Tuesday, March 7, 2017


I read Sarah West's post tonight about creating good habits (eating healthier).  I definitely need to eat healthier and become more active and exercise,  but that is not a post for today.

   Her post got me thinking about some of my favorite habits.  If I had to pick a personal weakness, it'd have to be coffee. I'm not sure what my life would be like if I didn't have coffee. I'm guessing It would consist of 2 to 4 weeks of existential crisis followed by a return to life as normal. Since I like being nice to people,  I'll take a hard pass on that idea for the time being.  For the past few hours, I've been reveling in the joy of my newest coffee-related purchase.

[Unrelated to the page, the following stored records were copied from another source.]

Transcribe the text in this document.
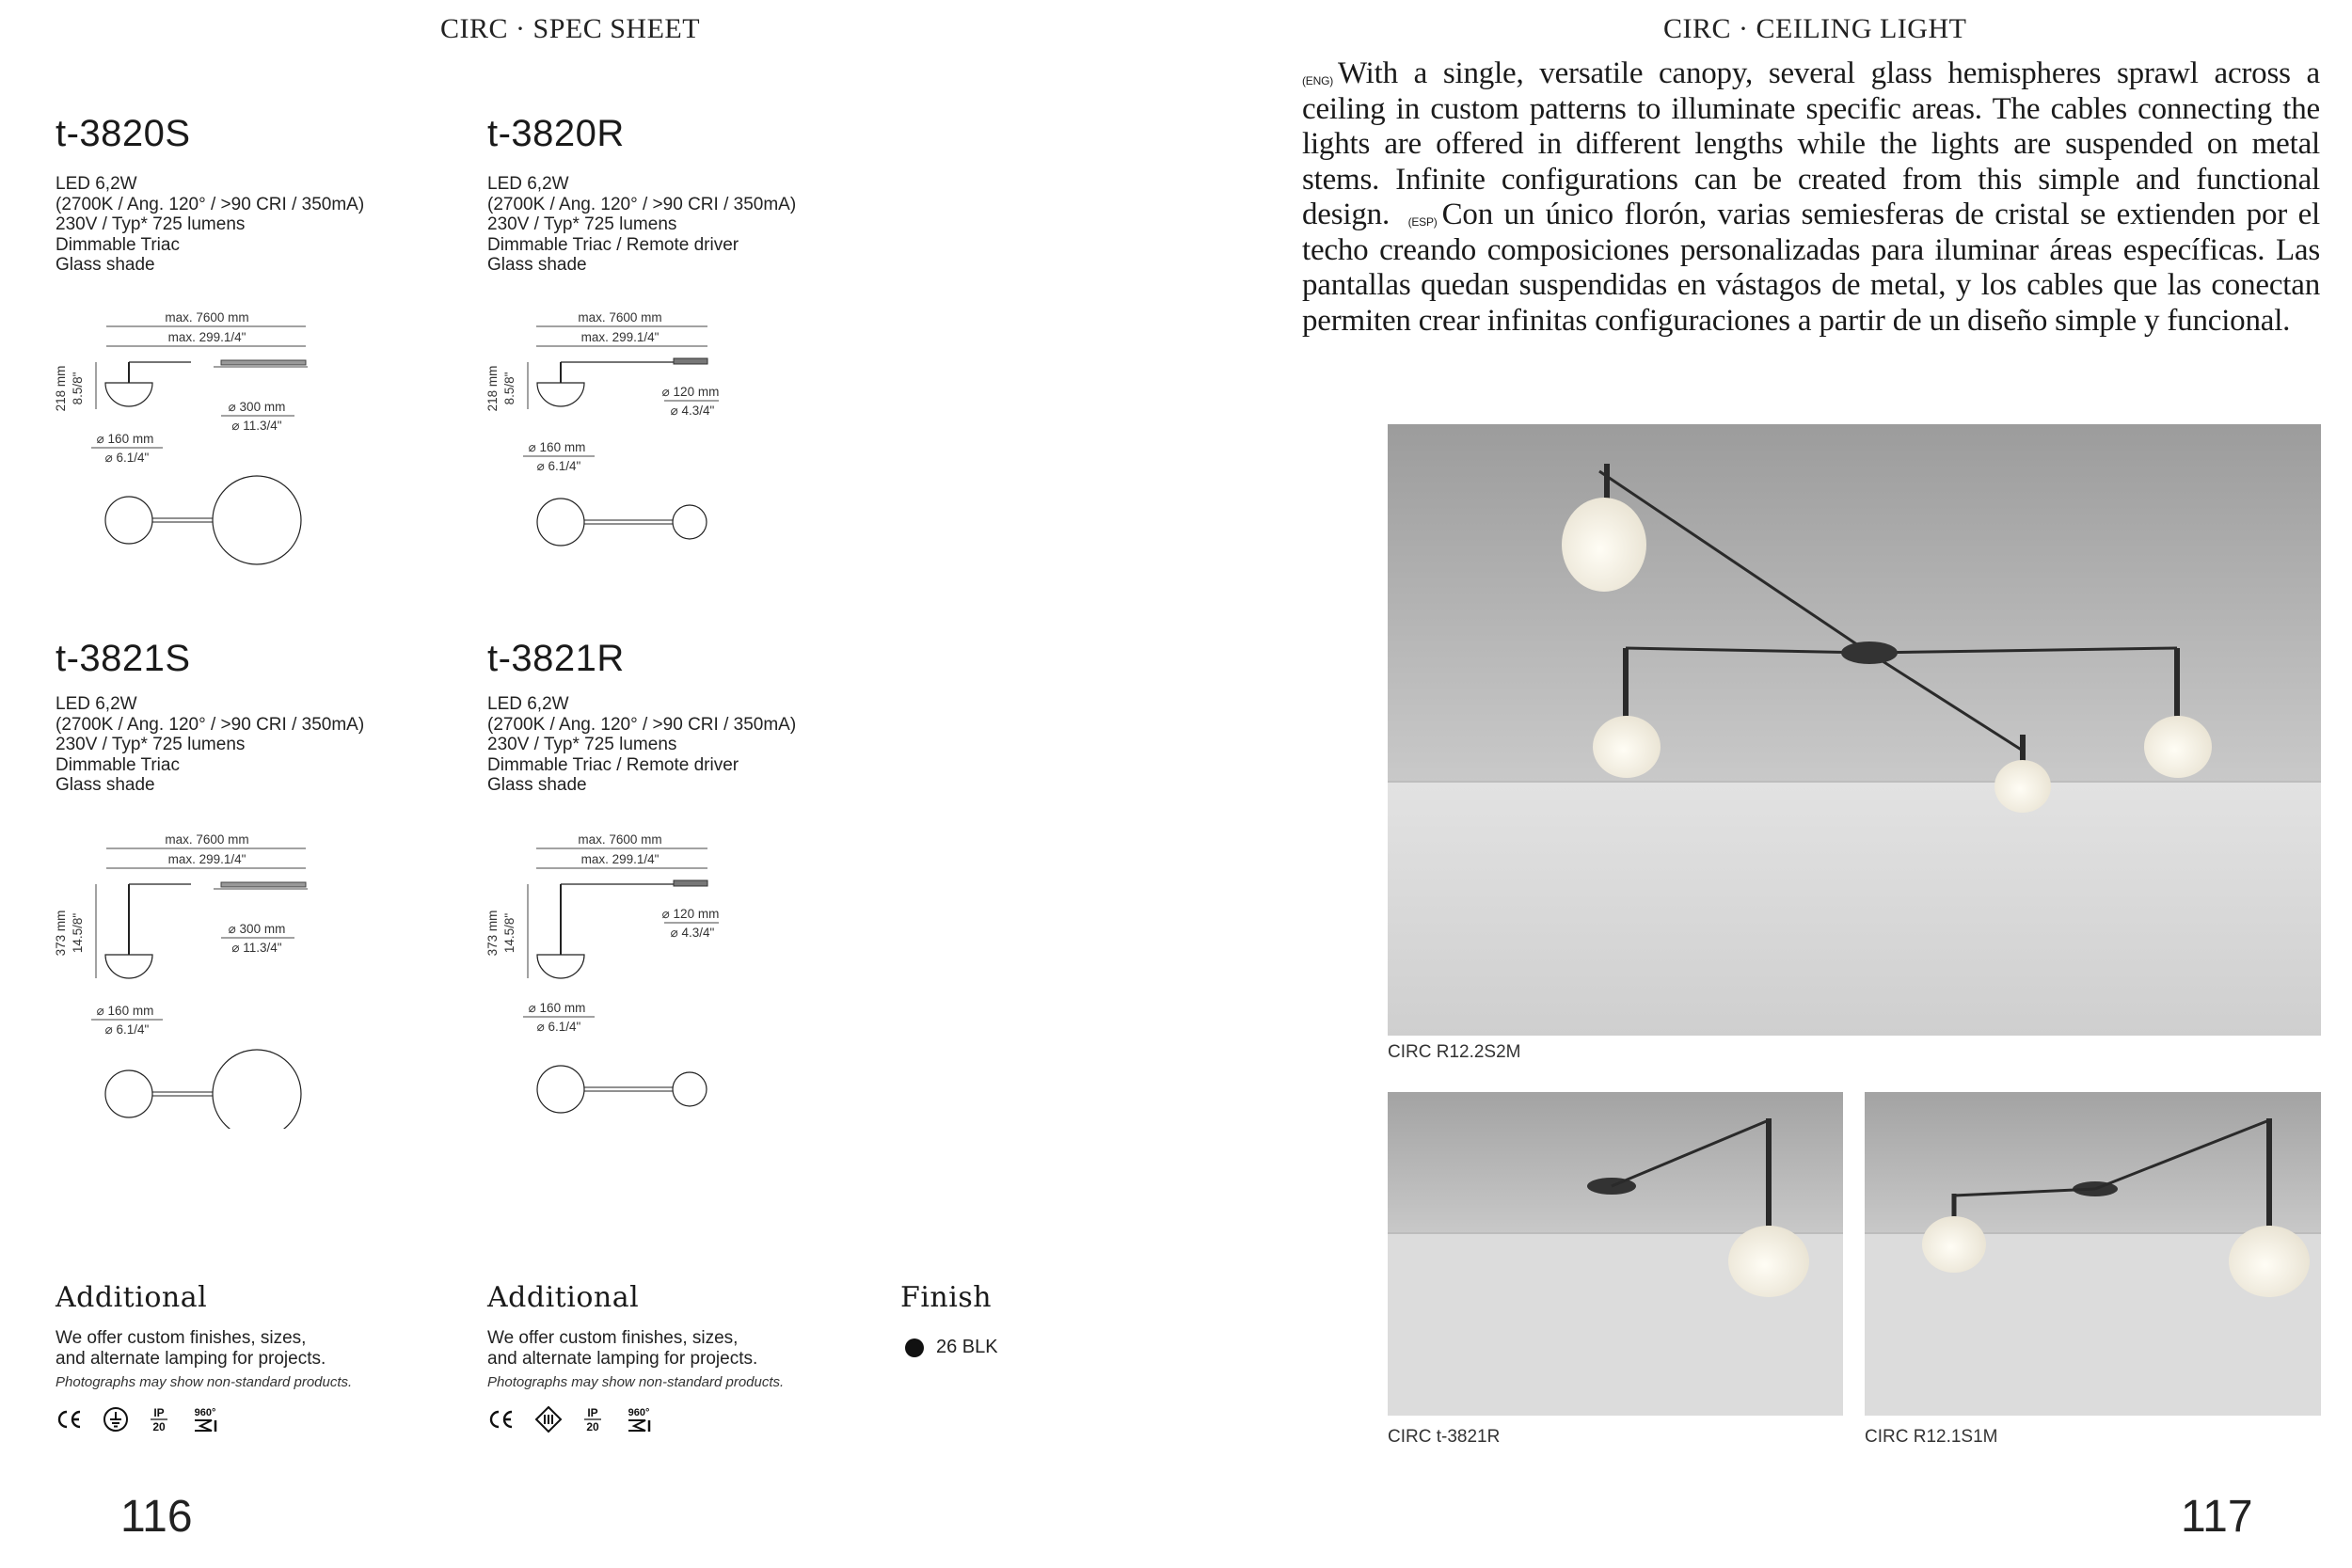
CIRC · SPEC SHEET
t-3820S
LED 6,2W
(2700K / Ang. 120° / >90 CRI / 350mA)
230V / Typ* 725 lumens
Dimmable Triac
Glass shade
max. 7600 mm
max. 299.1/4"
218 mm 8.5/8"
⌀ 300 mm
⌀ 11.3/4"
⌀ 160 mm
⌀ 6.1/4"
t-3820R
LED 6,2W
(2700K / Ang. 120° / >90 CRI / 350mA)
230V / Typ* 725 lumens
Dimmable Triac / Remote driver
Glass shade
max. 7600 mm
max. 299.1/4"
218 mm 8.5/8"	⌀ 120 mm
⌀ 4.3/4"
⌀ 160 mm
⌀ 6.1/4"
t-3821S
LED 6,2W
(2700K / Ang. 120° / >90 CRI / 350mA)
230V / Typ* 725 lumens
Dimmable Triac
Glass shade
max. 7600 mm
max. 299.1/4"
373 mm 14.5/8"	⌀ 300 mm
⌀ 11.3/4"
⌀ 160 mm
⌀ 6.1/4"
t-3821R
LED 6,2W
(2700K / Ang. 120° / >90 CRI / 350mA)
230V / Typ* 725 lumens
Dimmable Triac / Remote driver
Glass shade
max. 7600 mm
max. 299.1/4"
373 mm 14.5/8"	⌀ 120 mm
⌀ 4.3/4"
⌀ 160 mm
⌀ 6.1/4"
Additional
We offer custom finishes, sizes,
and alternate lamping for projects.
Photographs may show non-standard products.
IP
20
960°
Additional
We offer custom finishes, sizes,
and alternate lamping for projects.
Photographs may show non-standard products.
IP
20
960°
Finish
26 BLK
116
CIRC · CEILING LIGHT
$^{(ENG)}$ With a single, versatile canopy, several glass hemispheres sprawl across a ceiling in custom patterns to illuminate specific areas. The cables connecting the lights are offered in different lengths while the lights are suspended on metal stems. Infinite configurations can be created from this simple and functional design. $^{(ESP)}$ Con un único florón, varias semiesferas de cristal se extienden por el techo creando composiciones personalizadas para iluminar áreas específicas. Las pantallas quedan suspendidas en vástagos de metal, y los cables que las conectan permiten crear infinitas configuraciones a partir de un diseño simple y funcional.
CIRC R12.2S2M
CIRC t-3821R	CIRC R12.1S1M
117
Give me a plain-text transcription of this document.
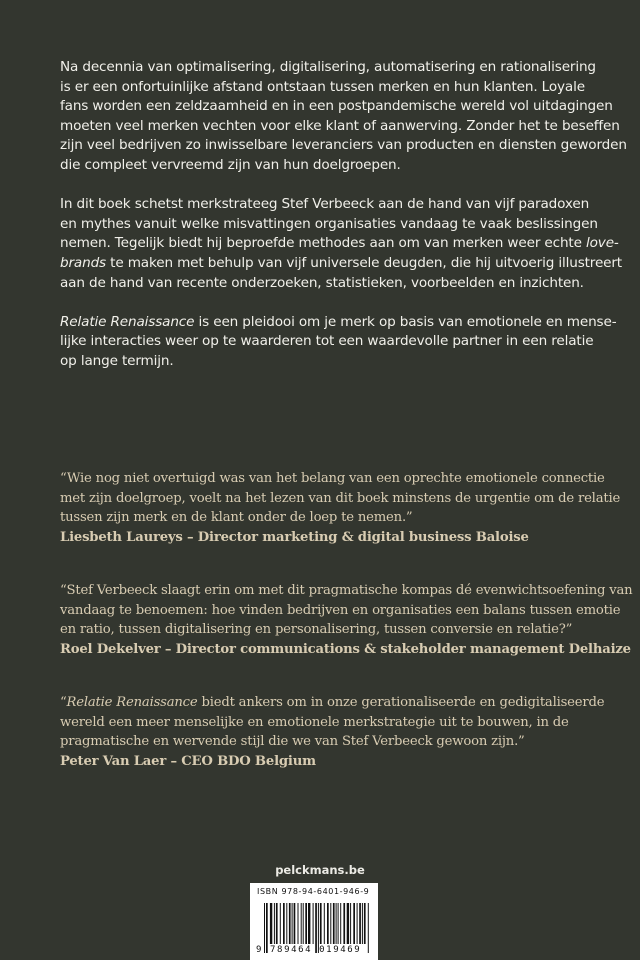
Na decennia van optimalisering, digitalisering, automatisering en rationalisering
is er een onfortuinlijke afstand ontstaan tussen merken en hun klanten. Loyale
fans worden een zeldzaamheid en in een postpandemische wereld vol uitdagingen
moeten veel merken vechten voor elke klant of aanwerving. Zonder het te beseffen
zijn veel bedrijven zo inwisselbare leveranciers van producten en diensten geworden
die compleet vervreemd zijn van hun doelgroepen.

In dit boek schetst merkstrateeg Stef Verbeeck aan de hand van vijf paradoxen
en mythes vanuit welke misvattingen organisaties vandaag te vaak beslissingen
nemen. Tegelijk biedt hij beproefde methodes aan om van merken weer echte love-
brands te maken met behulp van vijf universele deugden, die hij uitvoerig illustreert
aan de hand van recente onderzoeken, statistieken, voorbeelden en inzichten.

Relatie Renaissance is een pleidooi om je merk op basis van emotionele en mense-
lijke interacties weer op te waarderen tot een waardevolle partner in een relatie
op lange termijn.

“Wie nog niet overtuigd was van het belang van een oprechte emotionele connectie
met zijn doelgroep, voelt na het lezen van dit boek minstens de urgentie om de relatie
tussen zijn merk en de klant onder de loep te nemen.”
Liesbeth Laureys – Director marketing & digital business Baloise
“Stef Verbeeck slaagt erin om met dit pragmatische kompas dé evenwichtsoefening van
vandaag te benoemen: hoe vinden bedrijven en organisaties een balans tussen emotie
en ratio, tussen digitalisering en personalisering, tussen conversie en relatie?”
Roel Dekelver – Director communications & stakeholder management Delhaize
“Relatie Renaissance biedt ankers om in onze gerationaliseerde en gedigitaliseerde
wereld een meer menselijke en emotionele merkstrategie uit te bouwen, in de
pragmatische en wervende stijl die we van Stef Verbeeck gewoon zijn.”
Peter Van Laer – CEO BDO Belgium
pelckmans.be
ISBN 978-94-6401-946-9
9 789464 019469
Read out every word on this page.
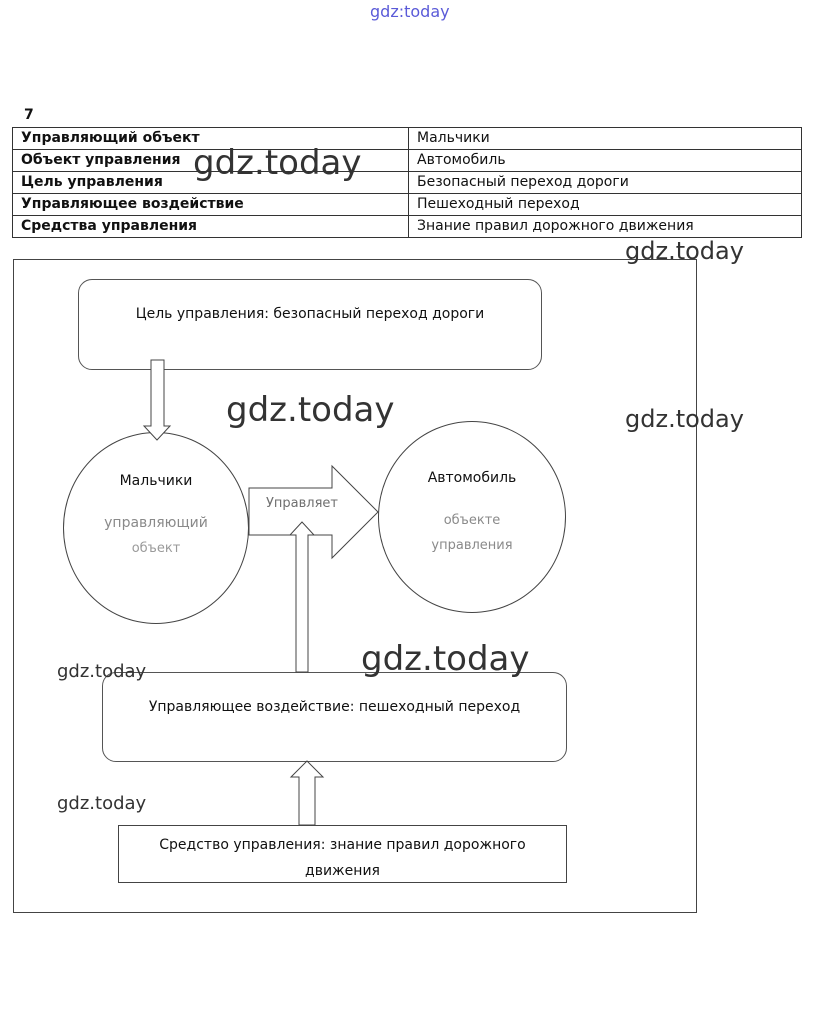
gdz:today
7
Управляющий объект	Мальчики
Объект управления	Автомобиль
Цель управления	Безопасный переход дороги
Управляющее воздействие	Пешеходный переход
Средства управления	Знание правил дорожного движения
Цель управления: безопасный переход дороги
Управляющее воздействие: пешеходный переход
Средство управления: знание правил дорожного
движения
Мальчики
управляющий
объект
Автомобиль
объекте
управления
Управляет
gdz.today
gdz.today
gdz.today	gdz.today
gdz.today
gdz.today
gdz.today
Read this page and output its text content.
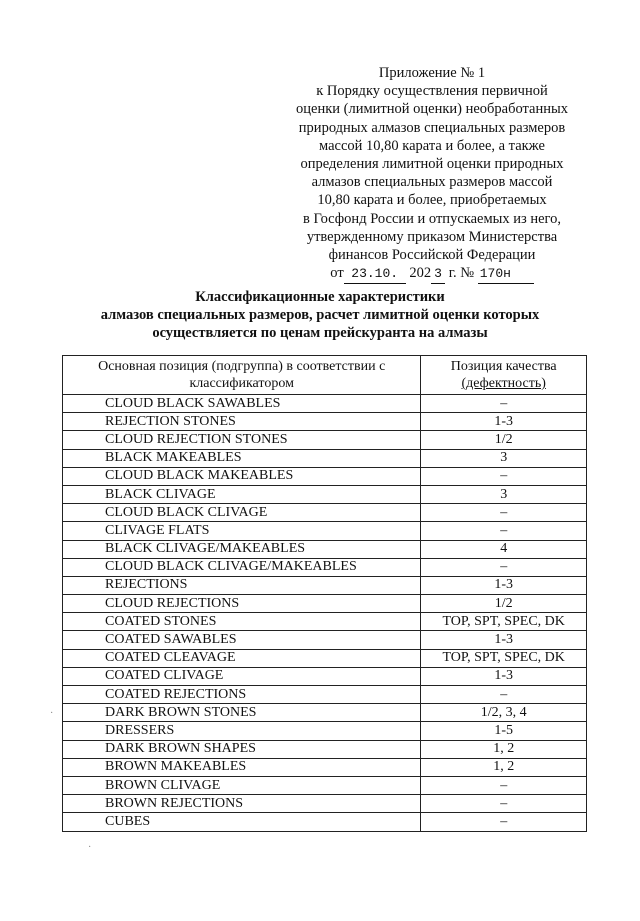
Приложение № 1
к Порядку осуществления первичной
оценки (лимитной оценки) необработанных
природных алмазов специальных размеров
массой 10,80 карата и более, а также
определения лимитной оценки природных
алмазов специальных размеров массой
10,80 карата и более, приобретаемых
в Госфонд России и отпускаемых из него,
утвержденному приказом Министерства
финансов Российской Федерации
от 23.10. 202 3 г. № 170н
Классификационные характеристики
алмазов специальных размеров, расчет лимитной оценки которых
осуществляется по ценам прейскуранта на алмазы
Основная позиция (подгруппа) в соответствии с
классификатором	Позиция качества
(дефектность)
CLOUD BLACK SAWABLES	–
REJECTION STONES	1-3
CLOUD REJECTION STONES	1/2
BLACK MAKEABLES	3
CLOUD BLACK MAKEABLES	–
BLACK CLIVAGE	3
CLOUD BLACK CLIVAGE	–
CLIVAGE FLATS	–
BLACK CLIVAGE/MAKEABLES	4
CLOUD BLACK CLIVAGE/MAKEABLES	–
REJECTIONS	1-3
CLOUD REJECTIONS	1/2
COATED STONES	TOP, SPT, SPEC, DK
COATED SAWABLES	1-3
COATED CLEAVAGE	TOP, SPT, SPEC, DK
COATED CLIVAGE	1-3
COATED REJECTIONS	–
DARK BROWN STONES	1/2, 3, 4
DRESSERS	1-5
DARK BROWN SHAPES	1, 2
BROWN MAKEABLES	1, 2
BROWN CLIVAGE	–
BROWN REJECTIONS	–
CUBES	–
·
·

    I don't know how many 36 year old men have ever driven home anxiously to pick up the box sitting on the doorstep containing their new stainless steel 6 cup pour over kettle, but I literally just wrote that sentence. You could say life has slowed considerably since my years backpacking around glaciers, and you'd be 100 percent correct.  The way I make coffee is probably different than most. I always seem to take something simple and purposely make it harder. Making coffee is simple. Scoop the grounds into the filter in the basket of the machine. Pour in the water. Press the button. OR for the digitally inclined... grab the plastic pod of coffee.Put it in the machine. Push the button. Hey, coffee!

    Here's my method: purchase beans (I'm fondest of the Ethiopian/Kenyan varietal) from my favorite roasterie in Madison, WI online. Get beans and store them in my vacuum sealed container. Remove beans from container as needed, measure them out by gram on my digital scale. Dependent on to the amount I'm brewing, apply my 14x multiplier of grams of beans/ grams of water ratio, and then measure the appropriate water addition.  Heat the water to 195-205 degrees (205+ extracts tannins, no bueno) and take a temp reading with my digital thermometer. As I'm heating the water, grind the beans in my conical burr grinder, rinse my paper filter, and then place it in my ceramic dripper. Add the ground beans to the filter, add 40-60 grams of heated water, wait for the bloom (seriously, don't ask) and then continue adding water while weighing the output on a digital scale. After about 3-5 minutes, I've added all the water I'll need, waited for the dripper to stop dripping, and be ready to drink my coffee. By the way, this nets me exactly one cup of coffee.

    Before the kettle, I'd heat the water in a pyrex glass in the microwave, or simmer it in a pot on the stove. The kettle is a game changer. It holds the temp so perfectly and it's spout is specifically designed for the pour over method. I don't know why I didn't get one sooner (actually I do,  and if you've read this far, you can figure out why). If that wasn't bad enough, lately I've been thinking about how it doesn't make much sense to continue buying freshly roasted beans when I can buy green ones much cheaper, and begin roasting them in the comfort of my own home. I'm just a few geeky contraptions away from this becoming a possibility. After a short learning curve, I'll almost have this whole operation down to a science!

   I brewed my wife some coffee the other day. She promptly added creamer, 2 packets of sugar, and told me it tasted "fine."